PUBLIKKALTIM.COM – Menteri Luar Negeri Republik Indonesia (Menlu RI) Sugiono menyampaikan rasa penyesalan mendalam terkait insiden penembakan yang melibatkan Agensi Penguatkuasaan Maritim Malaysia (APMM), yang mengakibatkan satu warga negara Indonesia (WNI) meninggal dunia dan empat lainnya mengalami luka-luka.
Kejadian ini menjadi perhatian besar, mengingat dampaknya terhadap keselamatan warga negara Indonesia.
Sugiono menegaskan pentingnya dilakukan investigasi yang menyeluruh dan transparan untuk memastikan keadilan bagi para korban dan untuk mengungkap apakah terdapat pelanggaran hak asasi manusia dalam insiden tersebut.

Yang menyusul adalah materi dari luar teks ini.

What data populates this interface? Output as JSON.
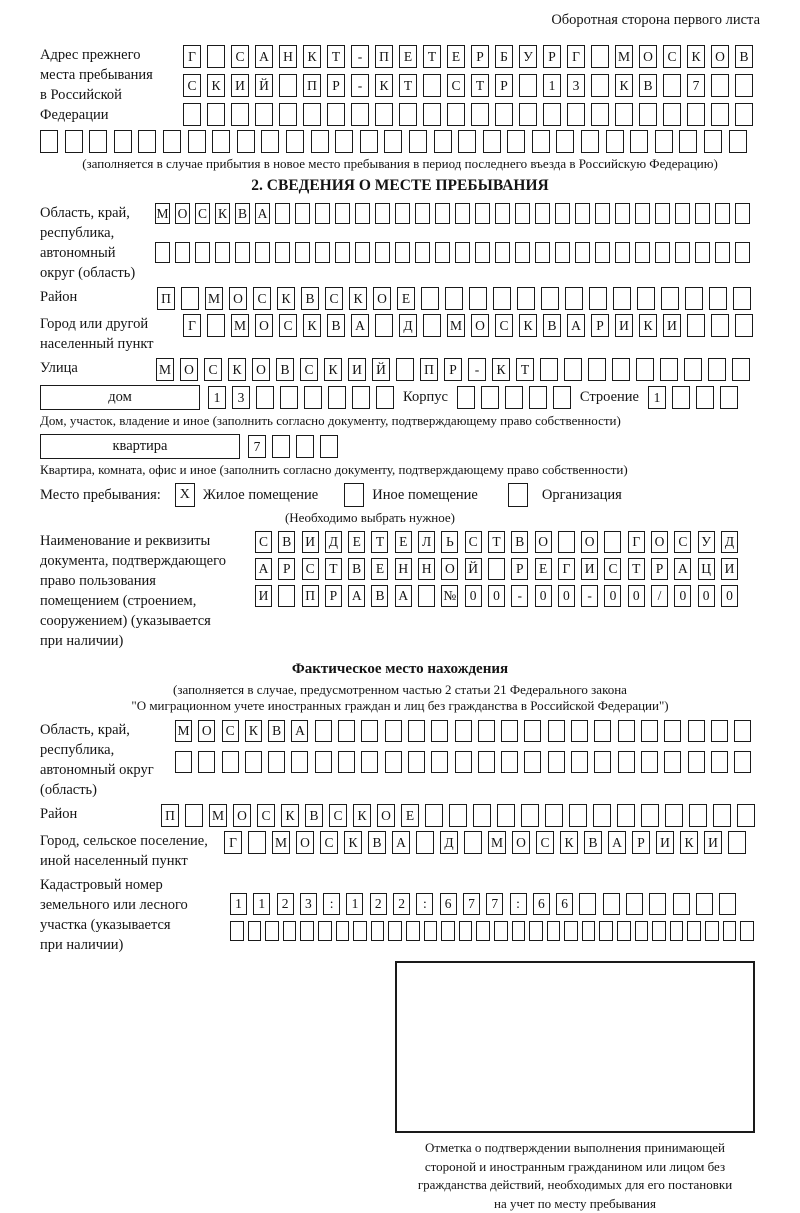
{
  "header": {
    "note": "Оборотная сторона первого листа"
  },
  "prev_address": {
    "label": "Адрес прежнего\nместа пребывания\nв Российской\nФедерации",
    "row1": {
      "text": "Г САНКТ-ПЕТЕРБУРГ МОСКОВ",
      "len": 24
    },
    "row2": {
      "text": "СКИЙ ПР-КТ СТР 13 КВ 7",
      "len": 24
    },
    "row3": {
      "text": "",
      "len": 24
    },
    "row4": {
      "text": "",
      "len": 29
    },
    "note": "(заполняется в случае прибытия в новое место пребывания в период последнего въезда в Российскую Федерацию)"
  },
  "section2": {
    "title": "2. СВЕДЕНИЯ О МЕСТЕ ПРЕБЫВАНИЯ",
    "oblast": {
      "label": "Область, край,\nреспублика,\nавтономный\nокруг (область)",
      "row1": {
        "text": "МОСКВА",
        "len": 30
      },
      "row2": {
        "text": "",
        "len": 30
      }
    },
    "raion": {
      "label": "Район",
      "cells": {
        "text": "П МОСКВСКОЕ",
        "len": 25
      }
    },
    "gorod": {
      "label": "Город или другой\nнаселенный пункт",
      "cells": {
        "text": "Г МОСКВА Д МОСКВАРИКИ",
        "len": 24
      }
    },
    "ulitsa": {
      "label": "Улица",
      "cells": {
        "text": "МОСКОВСКИЙ ПР-КТ",
        "len": 25
      }
    },
    "dom": {
      "box_label": "дом",
      "cells": {
        "text": "13",
        "len": 8
      },
      "korpus_label": "Корпус",
      "korpus_cells": {
        "text": "",
        "len": 5
      },
      "stroenie_label": "Строение",
      "stroenie_cells": {
        "text": "1",
        "len": 4
      },
      "note": "Дом, участок, владение и иное (заполнить согласно документу, подтверждающему право собственности)"
    },
    "kvartira": {
      "box_label": "квартира",
      "cells": {
        "text": "7",
        "len": 4
      },
      "note": "Квартира, комната, офис и иное (заполнить согласно документу, подтверждающему право собственности)"
    },
    "stay": {
      "label": "Место пребывания:",
      "opt1": {
        "mark": "X",
        "label": "Жилое помещение"
      },
      "opt2": {
        "mark": "",
        "label": "Иное помещение"
      },
      "opt3": {
        "mark": "",
        "label": "Организация"
      },
      "note": "(Необходимо выбрать нужное)"
    },
    "doc": {
      "label": "Наименование и реквизиты\nдокумента, подтверждающего\nправо пользования\nпомещением (строением,\nсооружением) (указывается\nпри наличии)",
      "row1": {
        "text": "СВИДЕТЕЛЬСТВО О ГОСУД",
        "len": 21
      },
      "row2": {
        "text": "АРСТВЕННОЙ РЕГИСТРАЦИ",
        "len": 21
      },
      "row3": {
        "text": "И ПРАВА №00-00-00/000",
        "len": 21
      }
    }
  },
  "fact": {
    "title": "Фактическое место нахождения",
    "note1": "(заполняется в случае, предусмотренном частью 2 статьи 21 Федерального закона",
    "note2": "\"О миграционном учете иностранных граждан и лиц без гражданства в Российской Федерации\")",
    "oblast": {
      "label": "Область, край,\nреспублика,\nавтономный округ\n(область)",
      "row1": {
        "text": "МОСКВА",
        "len": 25
      },
      "row2": {
        "text": "",
        "len": 25
      }
    },
    "raion": {
      "label": "Район",
      "cells": {
        "text": "П МОСКВСКОЕ",
        "len": 25
      }
    },
    "gorod": {
      "label": "Город, сельское поселение,\nиной населенный пункт",
      "cells": {
        "text": "Г МОСКВА Д МОСКВАРИКИ",
        "len": 22
      }
    },
    "kadastr": {
      "label": "Кадастровый номер\nземельного или лесного\nучастка (указывается\nпри наличии)",
      "row1": {
        "text": "1123:122:677:66",
        "len": 22
      },
      "row2": {
        "text": "",
        "len": 30
      }
    }
  },
  "stamp": {
    "note": "Отметка о подтверждении выполнения принимающей\nстороной и иностранным гражданином или лицом без\nгражданства действий, необходимых для его постановки\nна учет по месту пребывания"
  }
}
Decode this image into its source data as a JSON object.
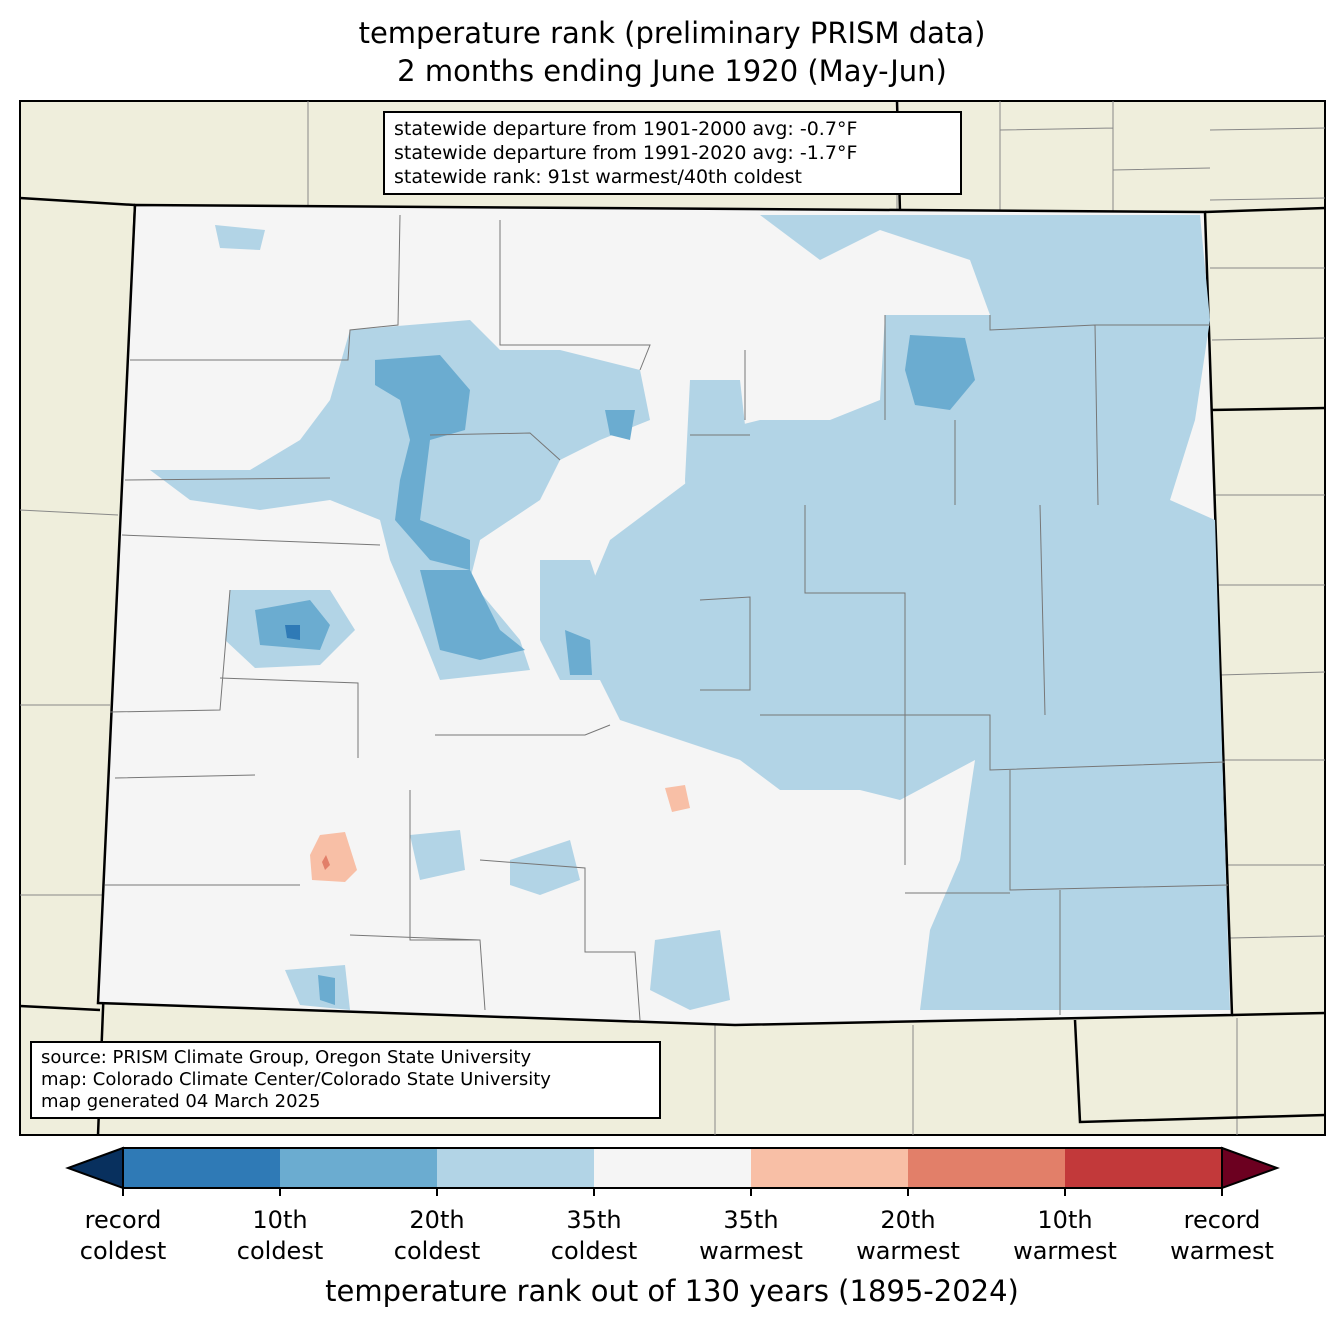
{
  "title": {
    "line1": "temperature rank (preliminary PRISM data)",
    "line2": "2 months ending June 1920 (May-Jun)"
  },
  "stats_box": {
    "line1": "statewide departure from 1901-2000 avg: -0.7°F",
    "line2": "statewide departure from 1991-2020 avg: -1.7°F",
    "line3": "statewide rank: 91st warmest/40th coldest"
  },
  "source_box": {
    "line1": "source: PRISM Climate Group, Oregon State University",
    "line2": "map: Colorado Climate Center/Colorado State University",
    "line3": "map generated 04 March 2025"
  },
  "colorbar": {
    "title": "temperature rank out of 130 years (1895-2024)",
    "ticks": [
      {
        "top": "record",
        "bottom": "coldest"
      },
      {
        "top": "10th",
        "bottom": "coldest"
      },
      {
        "top": "20th",
        "bottom": "coldest"
      },
      {
        "top": "35th",
        "bottom": "coldest"
      },
      {
        "top": "35th",
        "bottom": "warmest"
      },
      {
        "top": "20th",
        "bottom": "warmest"
      },
      {
        "top": "10th",
        "bottom": "warmest"
      },
      {
        "top": "record",
        "bottom": "warmest"
      }
    ],
    "colors": {
      "under": "#08305e",
      "bins": [
        "#2f7ab6",
        "#6bacd0",
        "#b2d4e6",
        "#f5f5f5",
        "#f8bfa6",
        "#e27f69",
        "#c2393a"
      ],
      "over": "#6c0020"
    }
  },
  "map_colors": {
    "background": "#efeedc",
    "state": "#f5f5f5"
  }
}
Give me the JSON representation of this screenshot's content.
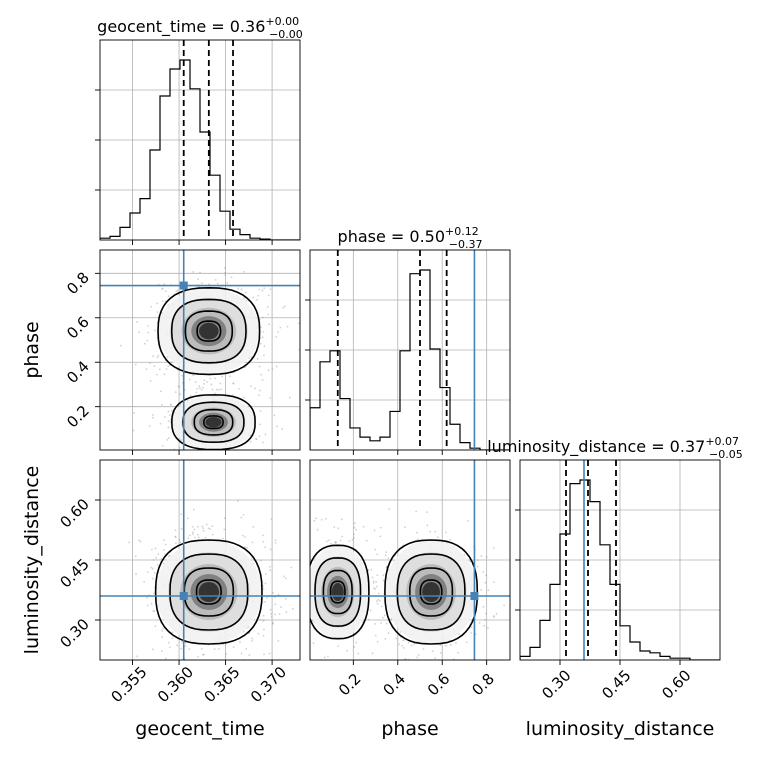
{
  "chart_data": {
    "type": "corner",
    "colors": {
      "truth": "#4682b4",
      "hist": "#000000",
      "samples": "#9a9a9a",
      "grid": "#b0b0b0"
    },
    "parameters": [
      {
        "name": "geocent_time",
        "xlabel": "geocent_time",
        "ylabel": "",
        "title": {
          "text": "geocent_time = 0.36",
          "plus": "+0.00",
          "minus": "−0.00"
        },
        "range": [
          0.3515,
          0.373
        ],
        "ticks": [
          0.355,
          0.36,
          0.365,
          0.37
        ],
        "tick_labels": [
          "0.355",
          "0.360",
          "0.365",
          "0.370"
        ],
        "quantiles": [
          0.3605,
          0.3632,
          0.3658
        ],
        "truth": null,
        "hist": {
          "edges_start": 0.3515,
          "edge_step": 0.001075,
          "heights": [
            0.01,
            0.02,
            0.07,
            0.15,
            0.23,
            0.5,
            0.8,
            0.95,
            1.0,
            0.84,
            0.6,
            0.36,
            0.16,
            0.06,
            0.03,
            0.01,
            0.005,
            0.0,
            0.0,
            0.0
          ]
        }
      },
      {
        "name": "phase",
        "xlabel": "phase",
        "ylabel": "phase",
        "title": {
          "text": "phase = 0.50",
          "plus": "+0.12",
          "minus": "−0.37"
        },
        "range": [
          0.005,
          0.905
        ],
        "ticks": [
          0.2,
          0.4,
          0.6,
          0.8
        ],
        "tick_labels": [
          "0.2",
          "0.4",
          "0.6",
          "0.8"
        ],
        "quantiles": [
          0.13,
          0.5,
          0.62
        ],
        "truth": 0.745,
        "hist": {
          "edges_start": 0.005,
          "edge_step": 0.045,
          "heights": [
            0.23,
            0.48,
            0.54,
            0.28,
            0.12,
            0.07,
            0.05,
            0.07,
            0.21,
            0.54,
            0.96,
            0.98,
            0.55,
            0.34,
            0.14,
            0.04,
            0.01,
            0.0,
            0.0,
            0.0
          ]
        }
      },
      {
        "name": "luminosity_distance",
        "xlabel": "luminosity_distance",
        "ylabel": "luminosity_distance",
        "title": {
          "text": "luminosity_distance = 0.37",
          "plus": "+0.07",
          "minus": "−0.05"
        },
        "range": [
          0.2,
          0.7
        ],
        "ticks": [
          0.3,
          0.45,
          0.6
        ],
        "tick_labels": [
          "0.30",
          "0.45",
          "0.60"
        ],
        "quantiles": [
          0.315,
          0.37,
          0.44
        ],
        "truth": 0.36,
        "hist": {
          "edges_start": 0.2,
          "edge_step": 0.025,
          "heights": [
            0.02,
            0.07,
            0.22,
            0.42,
            0.7,
            0.98,
            1.0,
            0.88,
            0.64,
            0.42,
            0.19,
            0.1,
            0.05,
            0.04,
            0.02,
            0.01,
            0.01,
            0.0,
            0.0,
            0.0
          ]
        }
      }
    ],
    "truths_2d": {
      "geocent_time": 0.3605,
      "phase": 0.745,
      "luminosity_distance": 0.36
    },
    "blobs_2d": [
      {
        "x": "geocent_time",
        "y": "phase",
        "modes": [
          {
            "cx": 0.3632,
            "cy": 0.54,
            "sx": 0.0021,
            "sy": 0.075,
            "w": 1.0
          },
          {
            "cx": 0.3637,
            "cy": 0.13,
            "sx": 0.002,
            "sy": 0.055,
            "w": 0.55
          }
        ]
      },
      {
        "x": "geocent_time",
        "y": "luminosity_distance",
        "modes": [
          {
            "cx": 0.3632,
            "cy": 0.37,
            "sx": 0.0022,
            "sy": 0.05,
            "w": 1.0
          }
        ]
      },
      {
        "x": "phase",
        "y": "luminosity_distance",
        "modes": [
          {
            "cx": 0.55,
            "cy": 0.37,
            "sx": 0.08,
            "sy": 0.05,
            "w": 1.0
          },
          {
            "cx": 0.13,
            "cy": 0.37,
            "sx": 0.06,
            "sy": 0.05,
            "w": 0.65
          }
        ]
      }
    ]
  }
}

“Menlu RI menyesalkan jatuhnya korban jiwa WNI dalam insiden penembakan yang dilakukan APMM (Agensi Penguatkuasaan Maritim Malaysia),” kata Sugiono dalam keterangannya, Senin (27/1/2025).
Untuk menyelidikan kejadian tersebut, Sugino mendorong investigasi atas dugaan penggunaan kekuatan berlebihan atau kekerasan oleh aparat maritim Malaysia.
“Menlu RI mendorong investigasi menyeluruh terhadap insiden penembakan yang dilakukan oleh APMM, termasuk dugaan adanya excessive use of force,” imbuhnya.
Sebelumnya Wakil Menteri, P2MI Christina Aryani, mengatakan kejadian ini bermula saat petugas Agensi Penguatkuasa Maritim Malaysia (APMM) sedang melakukan patroli rutin di perairan Tanjung Rhu, Malaysia dan menemukan sebuah kapal yang diawaki oleh lima orang WNI yang diduga terlibat dalam kegiatan tidak prosedural.
Atas kejadian penembakan tersebut, satu orang tewas dan empat lainnya mengalami luka-luka.
“Jadi kronologi kejadiannya berawal pada hari Jumat 24 Januari 2025 pukul 03.00 pagi di perairan Tanjung Rhu, Malaysia. Di mana saat itu patroli APMM tengah bertugas dan ada sebuah kapal yang ditumpangi atau diawaki oleh lima orang WNI Pekerjaan Migran Indonesia unprocedural,” kata Wakil Menteri Perlindungan Pekerja Migran Indonesia (P2MI) Christina Aryani.
“Atas nama Kementerian P2MI, saya Wakil Menteri P2MI Christina Aryani mengucapkan turut berduka mendalam atas meninggalnya seorang pekerjaan migran kita ini korban penembakan dan mendoakan agar 4 orang yang saat ini tengah dirawat bisa segera diberikan kesembuhan,” tambahnya.
Lebih lanjut, Christina Aryani juga mendesak Pemerintah Malaysia segera mengusut peristiwa ini dan mengambil tindakan tegas atas insiden penembakan ini.
”Kami mendesak Pemerintah Malaysia segera mengusut peristiwa ini dan mengambil tindakan tegas terhadap petugas patroli Agensi Penguatkuasa Maritim Malaysia apabila terbukti melakukan tindakan yang melibatkan penggunaan kekuatan berlebihan atau excessive use of force,” pungkasnya.
Menteri Perlindungan Pekerja Migran Indonesia (P2MI), Abdul Kadir Karding, menyatakan bahwa pihaknya tengah menyiapkan tim advokasi untuk mendampingi Warga Negara Indonesia (WNI) yang menjadi korban dugaan penembakan
“Sekaligus kemungkinan ada proses hukum ke depan kita minta dan kita akan berusaha menyiapkan misalnya tim advokasi untuk mendampingi mereka,” kata Karding di Kuala Lumpur, Malaysia, Senin (27/1/2025).